Ben Nevis 21 1992 Signatory Vintage Sherry Butt #2313

A friend tipped me off to a stash of dusty Ben Nevis bottled way back in 2013.  Still hanging around in 2021. After Ben Nevis restarted operations in the very late 1980s the style changed a bit over the first few years. I’ve previous reviewed a 1991 release in sherry at cask strength, which had a very earthy and not necessarily easy going style. From 1992 through 1995 there were fewer independent releases before the huge number of casks released in 1996. This should show a bit of insight into the progression.
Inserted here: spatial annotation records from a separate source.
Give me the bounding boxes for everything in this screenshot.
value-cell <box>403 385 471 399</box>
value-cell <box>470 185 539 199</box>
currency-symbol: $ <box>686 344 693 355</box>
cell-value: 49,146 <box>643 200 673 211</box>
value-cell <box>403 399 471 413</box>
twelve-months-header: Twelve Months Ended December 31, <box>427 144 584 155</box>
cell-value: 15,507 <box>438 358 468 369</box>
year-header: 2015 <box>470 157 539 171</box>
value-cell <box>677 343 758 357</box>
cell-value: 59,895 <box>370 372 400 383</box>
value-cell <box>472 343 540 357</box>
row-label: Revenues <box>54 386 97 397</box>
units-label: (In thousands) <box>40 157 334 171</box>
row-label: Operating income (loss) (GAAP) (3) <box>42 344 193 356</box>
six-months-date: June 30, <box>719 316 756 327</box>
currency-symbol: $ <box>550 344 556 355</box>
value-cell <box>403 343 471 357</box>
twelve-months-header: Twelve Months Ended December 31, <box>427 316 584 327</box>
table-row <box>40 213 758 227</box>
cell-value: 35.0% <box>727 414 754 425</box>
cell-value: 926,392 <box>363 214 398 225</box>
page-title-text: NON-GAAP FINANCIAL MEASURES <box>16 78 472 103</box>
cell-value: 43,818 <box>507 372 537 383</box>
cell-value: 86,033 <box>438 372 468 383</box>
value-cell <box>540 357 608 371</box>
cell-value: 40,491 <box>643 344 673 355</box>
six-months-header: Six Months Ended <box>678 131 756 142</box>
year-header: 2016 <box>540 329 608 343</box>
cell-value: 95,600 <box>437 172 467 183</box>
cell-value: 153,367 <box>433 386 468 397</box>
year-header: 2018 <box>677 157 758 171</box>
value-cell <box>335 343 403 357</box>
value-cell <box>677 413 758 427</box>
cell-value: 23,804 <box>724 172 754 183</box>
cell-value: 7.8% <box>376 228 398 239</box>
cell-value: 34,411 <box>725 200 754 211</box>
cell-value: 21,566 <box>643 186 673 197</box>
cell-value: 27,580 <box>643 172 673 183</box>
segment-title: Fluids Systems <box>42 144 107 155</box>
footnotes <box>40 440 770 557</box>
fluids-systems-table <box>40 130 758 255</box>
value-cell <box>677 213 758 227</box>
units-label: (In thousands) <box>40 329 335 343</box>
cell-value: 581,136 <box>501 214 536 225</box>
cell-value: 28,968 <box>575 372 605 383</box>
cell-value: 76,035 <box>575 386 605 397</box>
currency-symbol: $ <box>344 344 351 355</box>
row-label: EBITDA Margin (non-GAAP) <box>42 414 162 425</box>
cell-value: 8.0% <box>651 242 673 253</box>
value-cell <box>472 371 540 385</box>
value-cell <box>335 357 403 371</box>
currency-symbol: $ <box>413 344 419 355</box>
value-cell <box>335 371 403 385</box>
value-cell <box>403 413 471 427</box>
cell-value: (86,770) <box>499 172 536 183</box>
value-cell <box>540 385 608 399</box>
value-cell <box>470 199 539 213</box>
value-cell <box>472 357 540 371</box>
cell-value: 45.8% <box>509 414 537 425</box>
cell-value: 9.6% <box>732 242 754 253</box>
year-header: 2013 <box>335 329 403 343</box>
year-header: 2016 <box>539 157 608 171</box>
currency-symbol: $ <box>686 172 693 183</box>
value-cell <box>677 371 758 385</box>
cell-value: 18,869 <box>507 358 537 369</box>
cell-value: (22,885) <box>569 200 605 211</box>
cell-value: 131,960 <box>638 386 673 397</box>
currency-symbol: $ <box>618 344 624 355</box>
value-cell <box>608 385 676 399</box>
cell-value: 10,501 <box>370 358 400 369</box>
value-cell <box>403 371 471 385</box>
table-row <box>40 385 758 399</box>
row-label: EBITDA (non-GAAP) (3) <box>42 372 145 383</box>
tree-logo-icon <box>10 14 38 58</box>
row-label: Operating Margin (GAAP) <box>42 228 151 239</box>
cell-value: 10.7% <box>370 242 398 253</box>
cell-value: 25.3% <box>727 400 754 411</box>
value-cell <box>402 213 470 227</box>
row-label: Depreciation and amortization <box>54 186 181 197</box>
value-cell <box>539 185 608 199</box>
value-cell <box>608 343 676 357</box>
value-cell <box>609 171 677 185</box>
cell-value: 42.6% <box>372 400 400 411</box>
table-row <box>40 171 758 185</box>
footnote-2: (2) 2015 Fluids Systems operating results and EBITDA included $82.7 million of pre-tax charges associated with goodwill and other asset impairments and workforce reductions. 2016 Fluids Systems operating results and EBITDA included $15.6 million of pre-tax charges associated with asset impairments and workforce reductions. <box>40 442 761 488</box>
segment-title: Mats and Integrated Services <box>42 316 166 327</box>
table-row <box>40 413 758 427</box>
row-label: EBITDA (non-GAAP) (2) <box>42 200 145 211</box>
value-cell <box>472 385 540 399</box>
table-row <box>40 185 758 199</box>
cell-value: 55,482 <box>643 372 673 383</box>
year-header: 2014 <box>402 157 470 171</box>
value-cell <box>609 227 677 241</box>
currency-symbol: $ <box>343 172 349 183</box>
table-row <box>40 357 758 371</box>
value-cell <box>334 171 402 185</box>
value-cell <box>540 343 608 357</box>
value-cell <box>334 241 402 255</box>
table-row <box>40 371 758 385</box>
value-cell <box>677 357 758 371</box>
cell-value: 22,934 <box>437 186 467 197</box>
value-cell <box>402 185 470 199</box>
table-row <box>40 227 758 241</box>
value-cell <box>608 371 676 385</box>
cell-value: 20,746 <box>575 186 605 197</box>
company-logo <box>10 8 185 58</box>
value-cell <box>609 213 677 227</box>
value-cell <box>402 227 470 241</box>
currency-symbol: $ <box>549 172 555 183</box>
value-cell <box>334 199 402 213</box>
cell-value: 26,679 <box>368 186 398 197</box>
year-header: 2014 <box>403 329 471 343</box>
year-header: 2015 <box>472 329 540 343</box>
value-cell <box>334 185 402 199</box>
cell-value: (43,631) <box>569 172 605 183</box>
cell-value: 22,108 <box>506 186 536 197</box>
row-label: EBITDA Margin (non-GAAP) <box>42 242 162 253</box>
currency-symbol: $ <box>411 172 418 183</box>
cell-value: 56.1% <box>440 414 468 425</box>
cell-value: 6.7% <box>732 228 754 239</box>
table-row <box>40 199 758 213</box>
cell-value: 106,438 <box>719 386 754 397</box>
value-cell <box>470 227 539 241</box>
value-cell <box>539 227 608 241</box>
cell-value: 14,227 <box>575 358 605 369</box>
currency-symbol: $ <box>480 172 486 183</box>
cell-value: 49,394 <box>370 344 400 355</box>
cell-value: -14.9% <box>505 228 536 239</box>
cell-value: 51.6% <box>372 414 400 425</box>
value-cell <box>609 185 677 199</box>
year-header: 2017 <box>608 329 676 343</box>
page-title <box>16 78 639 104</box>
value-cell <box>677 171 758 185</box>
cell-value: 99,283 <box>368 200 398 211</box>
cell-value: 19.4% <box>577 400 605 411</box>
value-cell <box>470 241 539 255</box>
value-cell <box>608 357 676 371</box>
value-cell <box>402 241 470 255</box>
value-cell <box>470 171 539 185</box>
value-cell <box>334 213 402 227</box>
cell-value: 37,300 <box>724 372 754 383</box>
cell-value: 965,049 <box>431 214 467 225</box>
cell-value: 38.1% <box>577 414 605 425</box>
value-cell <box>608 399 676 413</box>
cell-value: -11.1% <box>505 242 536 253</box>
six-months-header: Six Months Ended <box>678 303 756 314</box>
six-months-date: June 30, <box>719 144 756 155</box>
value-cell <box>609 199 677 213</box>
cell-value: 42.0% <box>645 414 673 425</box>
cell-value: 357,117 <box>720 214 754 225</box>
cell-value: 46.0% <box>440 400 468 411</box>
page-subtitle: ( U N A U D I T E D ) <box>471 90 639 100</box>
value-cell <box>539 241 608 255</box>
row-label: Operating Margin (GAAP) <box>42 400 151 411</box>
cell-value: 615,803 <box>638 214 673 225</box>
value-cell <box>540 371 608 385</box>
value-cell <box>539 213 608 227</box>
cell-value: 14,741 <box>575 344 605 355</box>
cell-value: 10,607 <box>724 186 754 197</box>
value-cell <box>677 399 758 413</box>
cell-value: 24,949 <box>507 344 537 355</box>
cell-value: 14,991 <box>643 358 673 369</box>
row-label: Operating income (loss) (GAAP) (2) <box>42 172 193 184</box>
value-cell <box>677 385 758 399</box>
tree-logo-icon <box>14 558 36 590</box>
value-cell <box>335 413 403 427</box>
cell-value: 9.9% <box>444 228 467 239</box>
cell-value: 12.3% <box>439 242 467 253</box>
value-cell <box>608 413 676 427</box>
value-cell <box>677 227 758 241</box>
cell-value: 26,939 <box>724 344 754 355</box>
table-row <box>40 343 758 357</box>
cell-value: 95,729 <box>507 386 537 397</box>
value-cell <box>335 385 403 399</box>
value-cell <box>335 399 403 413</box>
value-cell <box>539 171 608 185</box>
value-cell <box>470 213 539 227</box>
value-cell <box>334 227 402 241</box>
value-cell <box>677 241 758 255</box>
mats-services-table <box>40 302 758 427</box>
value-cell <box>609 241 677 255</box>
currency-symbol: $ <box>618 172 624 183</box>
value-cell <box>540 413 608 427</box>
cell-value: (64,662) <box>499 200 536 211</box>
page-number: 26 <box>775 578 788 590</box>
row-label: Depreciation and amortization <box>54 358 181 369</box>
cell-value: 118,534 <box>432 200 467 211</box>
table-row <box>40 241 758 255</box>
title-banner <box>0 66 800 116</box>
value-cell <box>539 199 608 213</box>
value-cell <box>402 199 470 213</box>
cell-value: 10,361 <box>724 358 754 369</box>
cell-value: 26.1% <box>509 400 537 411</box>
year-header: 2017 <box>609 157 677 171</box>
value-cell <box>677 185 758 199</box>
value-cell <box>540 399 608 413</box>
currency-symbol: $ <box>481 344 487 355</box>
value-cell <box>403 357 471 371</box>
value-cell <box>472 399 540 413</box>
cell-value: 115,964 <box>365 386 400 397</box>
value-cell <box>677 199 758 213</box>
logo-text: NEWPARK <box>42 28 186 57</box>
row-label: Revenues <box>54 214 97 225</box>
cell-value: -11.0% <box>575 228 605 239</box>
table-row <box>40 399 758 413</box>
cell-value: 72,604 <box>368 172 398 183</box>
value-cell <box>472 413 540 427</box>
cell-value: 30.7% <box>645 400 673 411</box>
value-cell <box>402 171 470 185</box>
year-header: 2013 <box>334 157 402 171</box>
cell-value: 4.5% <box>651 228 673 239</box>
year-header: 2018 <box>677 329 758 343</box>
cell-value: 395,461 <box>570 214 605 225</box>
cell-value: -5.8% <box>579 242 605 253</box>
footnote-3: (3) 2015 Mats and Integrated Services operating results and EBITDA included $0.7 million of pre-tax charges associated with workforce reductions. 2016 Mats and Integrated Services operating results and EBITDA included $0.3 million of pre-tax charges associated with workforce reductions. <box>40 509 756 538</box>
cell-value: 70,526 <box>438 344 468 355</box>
Country/Region: Scotland/Highlands

Color: 1.2 chestnut/oloroso

ABV:  46%

Nose:  Rich dried figs, ale, sourdough, pineapple, guava, loam, bark mulch, cocoa, cinnamon, sour, sweet, earthy, vanilla, cream, peaty earth, unusual fermentation esters which aren’t floral, fruity or

Palate: Big picture – a dirty graham cracker.  Loam, ginger, raisin, fig, coffee grounds, black pepper, apple, vanilla, maple syrup, on the development now a bit floral in the palate, cinnamon, clove, orange peel and the tropical fruits come cha-cha-ing in with some dried pineapple, guava, litchi, dragonfruit

Finish: Fairly long at medium intensity thanks to the sherry cask.  Maple syrup, ginger, black tea, coffee grounds, apple, guava, dragonfruit, whipped cream

Rating: 89

Summary: You can see this progression from the really earthy 1991 character to this 1992 where it’s still a bit more spicy and earthy but the big tropical fruits are starting to become a bigger part of the picture to 1996 where it’s tropical fruit lead with the earthy brewer yeast signature still in the background.